On Monday, October 15th I went to the memorial service for one of the truly great public servants of our age, the Hon. Russell E. Train. He is arguably the “father” of American and global second half 20th century conservation/environmental laws; as well as institutions and programs of such innovation, magnitude, and consequence as to boggle the imagination. He was also one of the most delightful, kind, and decent bosses I have ever had.
I first met him when I came over from my earlier White House job working for Pat Moynihan as his Special Assistant to work for Russ Train, also as his Special Assistant. At the time, he was the Chair of the Council on Environmental Quality in the Executive Office of the President.
He had already achieved many landmarks. He had been a Tax Court Judge, Under Secretary of the Interior, and founder of the African Wildlife Fund.
He was the “guiding hand” in both the establishment of CEQ, the Environmental Protection Agency, and more notably, the Environmental Policy Act; the founding law that brought the innovative “Environmental Impact Statement” process into our legal system. Later, he lead the Conservation Foundation and the World Wildlife Fund where his contribution helped develop a new generation of environmental leaders and new efforts to deal with a wide range of assaults on our natural world.
I worked for him largely on international programs and polices, particularly the NATO Committee on Challenges of Modern Societies (CCMS). CCMS was one of the most innovative international efforts to engage the advanced countries of the world to closely consider the wide range of problems and to do so by direct useful hands-on projects.
Russ train was also a leader towards environmental cooperation with Russia, creating new environmental structures in the United Nations, and policies and instruments that was heretofore unprecedented. He was our leader at the break-through Stockholm environmental conference that finally established a truly global perspective on dealing with serious environmental threats to our vulnerable planet.
He was appointed to his government positions by Richard Nixon, who frankly was not really interested in environmental issues except as instruments of political advantage. Yet, Train was able to convince him of the wise decisions to support laws and agencies with real power and reach that stand today as bulwarks against the depredation of polluters. He was indefatigable and at several times defied Nixon and the White House to support the law’s direction and good environmental policies.

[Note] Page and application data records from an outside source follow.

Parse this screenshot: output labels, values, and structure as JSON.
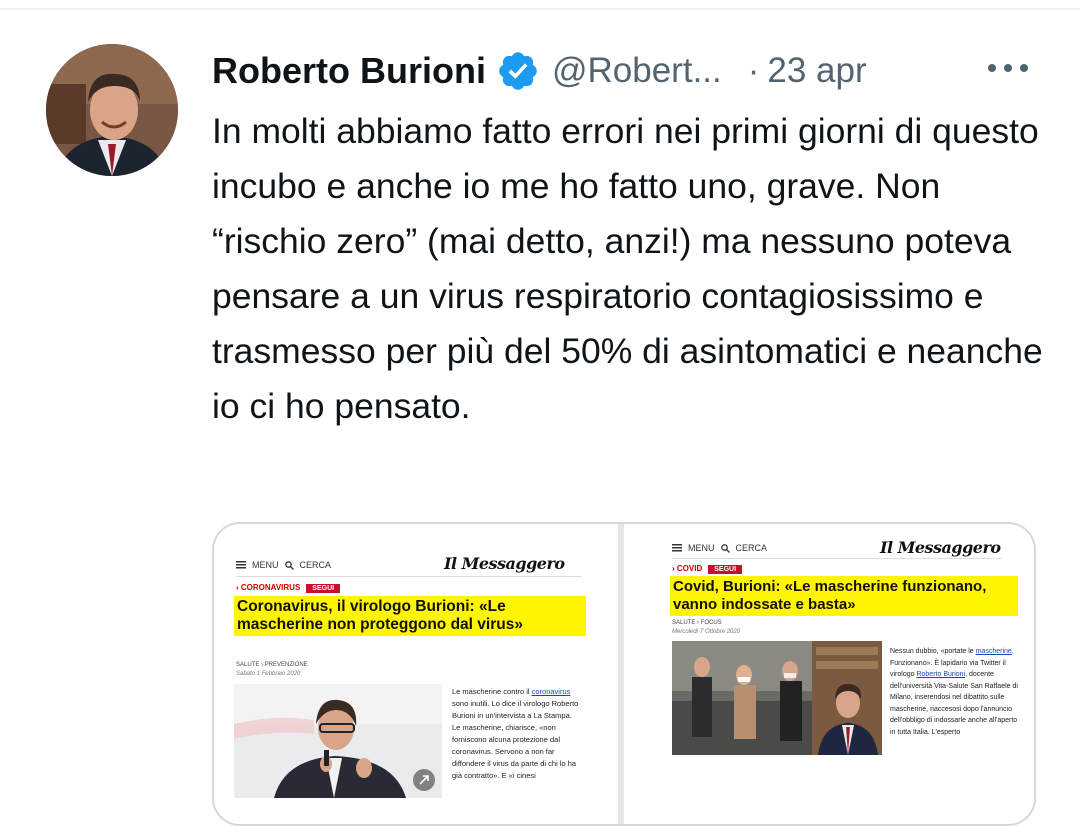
{
  "tweet": {
    "author_name": "Roberto Burioni",
    "handle": "@Robert...",
    "separator": "·",
    "date": "23 apr",
    "text": "In molti abbiamo fatto errori nei primi giorni di questo incubo e anche io me ho fatto uno, grave. Non “rischio zero” (mai detto, anzi!) ma nessuno poteva pensare a un virus respiratorio contagiosissimo e trasmesso per più del 50% di asintomatici e neanche io ci ho pensato."
  },
  "icons": {
    "verified": "verified-badge-icon",
    "more": "more-dots-icon",
    "menu": "hamburger-icon",
    "search": "search-icon",
    "expand": "expand-icon"
  },
  "colors": {
    "accent": "#1d9bf0",
    "muted": "#536471",
    "highlight": "#fff500",
    "brand_red": "#c8102e"
  },
  "media": {
    "left": {
      "menu_label": "MENU",
      "search_label": "CERCA",
      "logo": "Il Messaggero",
      "section": "› CORONAVIRUS",
      "follow": "SEGUI",
      "headline": "Coronavirus, il virologo Burioni: «Le mascherine non proteggono dal virus»",
      "subsection": "SALUTE › PREVENZIONE",
      "date": "Sabato 1 Febbraio 2020",
      "body_1": "Le mascherine contro il ",
      "body_link": "coronavirus",
      "body_2": " sono inutili. Lo dice il virologo Roberto Burioni in un'intervista a La Stampa. Le mascherine, chiarisce, «non forniscono alcuna protezione dal coronavirus. Servono a non far diffondere il virus da parte di chi lo ha già contratto». E «i cinesi"
    },
    "right": {
      "menu_label": "MENU",
      "search_label": "CERCA",
      "logo": "Il Messaggero",
      "section": "› COVID",
      "follow": "SEGUI",
      "headline": "Covid, Burioni: «Le mascherine funzionano, vanno indossate e basta»",
      "subsection": "SALUTE › FOCUS",
      "date": "Mercoledì 7 Ottobre 2020",
      "body_1": "Nessun dubbio, «portate le ",
      "body_link_1": "mascherine",
      "body_2": ". Funzionano». È lapidario via Twitter il virologo ",
      "body_link_2": "Roberto Burioni",
      "body_3": ", docente dell'università Vita-Salute San Raffaele di Milano, inserendosi nel dibattito sulle mascherine, riaccesosi dopo l'annuncio dell'obbligo di indossarle anche all'aperto in tutta Italia. L'esperto"
    }
  }
}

He was simply the most important individual in our nation in the last half of the 20th century; acting within the purview of official government as well as outside in defense of our global environmental.
And he was a Republican.
But he was a Republican of the cast of mind that no longer exists in the GOP party. He had a team of Republican colleagues with the same inclination of being dedicated public servants. Among these were Elliot Richardson (who I also worked with), Bill Ruckelshaus (who was the first Administrator of the EPA), and Senators Jacob “Jake” Javits and Kenneth Keating of New York, who both supported and worked for passage of civil rights laws and not to mention helped save me and others in a jail in the South that was run by the KKK. Others included “Mac” Mathias, Jim Jeffords, and former Vice President/N.Y. Governor Nelson Rockefeller. Many were, as was Russ, “patrician” by background, education, or character but wanted to create a better world.
In his last years Russ became totally disillusioned with the now far right GOP and its destructive attitude towards protecting our environment. He supported Obama for president when he saw the Republicans trying to destroy his good work and support those that would desecrate our natural heritage and wildlife – which today seems like the sole purpose of a party that included Teddy Roosevelt.
Today, we sadly have no GOP leading active national politician of the quality, integrity and caring of Russ Train. It is a great shame and tragedy for our nation and especially for constructive political leadership in a time when it is needed most (via bipartisan cooperation) to address so many serious crises; the same serious crises that, unfortunately, their far right successors have contributed to more rather than resolved or improved.
We must give, even as we are aghast at the policies of the Republicans today, honor and respect for the earlier generations of these decent Republicans for their lifetime of dedication and achievement. I mourn both the passing of a dear boss and colleague and am saddened by the “we shall not see their like again” reality.